De te evalueren aquafeeds voor elk temperatuurprofiel zijn representatief voor een lage, forelvoer met middelmatige en hoge energie zoals beschreven in tabel 1.

De gegenereerde voertabellen schatten de voerhoeveelheid die voldoet aan de energie- en eiwitbehoefte van de regenboogforel. Voertabellen moeten worden gegenereerd per voer- en groeicurve van elk bedrijf, om de voeding te optimaliseren.

Evalueer verschillende voerconcepten voor regenboogforel

Het doel van deze applicatie is om de prestaties van de drie voerconcepten (gedetailleerd in tabel 1) onder twee temperatuurprofielen te vergelijken, door het aantal productiedagen te kwantificeren, voerconversie, behoud van eiwitefficiëntie en verspilling van voedingsstoffen.

Zoals verwacht, de voeding met lage energie (16 procent ruwe lipiden) vertoonde een hogere FCR van 1,1 en grotere N- en P-belastingen per volume geproduceerde vis worden voorspeld in vergelijking met de gemiddelde energie (is ongeveer 41 procent lager voor N en 20 procent lager voor P) en Hoge energie (is ongeveer 60 procent lager voor zowel N als P) voedingen.

Voor de specifieke gesimuleerde omstandigheden, de indicatoren in figuur 2 suggereren dat de voeding met hoge energie betere prestaties vertoont, behalve de economische conversieverhouding die alleen de voerkosten verklaart om een ​​kg vis te produceren. Als de voerkosten het belangrijkste criterium zijn, de Medium energietoevoer is de meest geschikte keuze.

Ondanks dit, er is 0,6 ton extra medium energievoer nodig om ongeveer 14 ton forel te produceren, in vergelijking met de High energy feed, de lagere voerprijs (Tabel 1) maakt het rendabeler om de Medium energie te gebruiken. Echter, de hoge energie zal het mogelijk maken om eerder de oogstbare grootte te bereiken (16 dagen), met een lagere FCR, en lagere N- en P-belastingen (minder 14 en 33 procent, respectievelijk). Als deze criteria een beperking vormen voor het management van de boerderij, dan is de High energy misschien een betere keuze.

De prestaties van de verschillende voerconcepten bij verschillende temperaturen

Het kan niet genoeg worden benadrukt dat elk geval uniek is, en de voorwaarden van bijvoorbeeld voerprijs, opfok temperatuur, commerciële oogstgrootte en voedertafels onder andere, zal van invloed zijn op de resultaten van de voerevaluatie. Om dit punt in figuur 3 te illustreren, de voorspellingsresultaten bij het beschouwen van dezelfde voeders en landbouwomstandigheden maar verschillende temperaturen, zijn gepresenteerd.

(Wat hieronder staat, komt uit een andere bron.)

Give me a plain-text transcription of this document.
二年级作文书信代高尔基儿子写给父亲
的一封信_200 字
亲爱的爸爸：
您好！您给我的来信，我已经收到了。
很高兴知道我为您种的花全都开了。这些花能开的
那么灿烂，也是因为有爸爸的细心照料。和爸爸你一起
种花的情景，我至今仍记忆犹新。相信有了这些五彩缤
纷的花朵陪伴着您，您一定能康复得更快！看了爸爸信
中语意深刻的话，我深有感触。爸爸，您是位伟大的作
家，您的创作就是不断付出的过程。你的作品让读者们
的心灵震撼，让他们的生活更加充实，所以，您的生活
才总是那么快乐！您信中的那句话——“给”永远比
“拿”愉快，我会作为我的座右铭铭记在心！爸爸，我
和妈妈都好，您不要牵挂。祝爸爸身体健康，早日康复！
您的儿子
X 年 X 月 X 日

De algemene trends zijn hetzelfde, maar de verschillen tussen voeders worden veel groter met betrekking tot de productiedagen, voerconversie, behoud van eiwitefficiëntie en nutriëntenverspilling, waarbij de lage energieprestatie afneemt met FCR tot 1,6. In het geval van het lagere temperatuurscenario, de economische conversie van de Hoge energie voeding wordt beter dan de lage energie voeding.

Hoge energieprestaties ten opzichte van de gemiddelde energietoenames met betrekking tot dagen in productie, FCR, totaal besteed voer, eiwitefficiëntie en nutriëntenverspilling, desalniettemin begunstigt de economische omschakeling nog steeds de middelgrote energietoevoer, voor de hierin gesimuleerde omstandigheden.

Vergelijking van groeiprestaties

Zoals geïllustreerd in dit werk, mechanistische op nutriënten gebaseerde modellen, zoals FEEDNETICSTM, vergelijking van formuleringen van aquavoer mogelijk maken met betrekking tot de impact ervan op de groeiprestaties, lichaamssamenstelling, verspilde voedingsstoffen en algehele productieprestaties.

is zeer relevant voor de aquacultuurindustrie in het algemeen en voerfabrikanten in het bijzonder om klantenondersteuning te bieden met betrekking tot de vergelijking van voer onder specifieke klantvoorwaarden.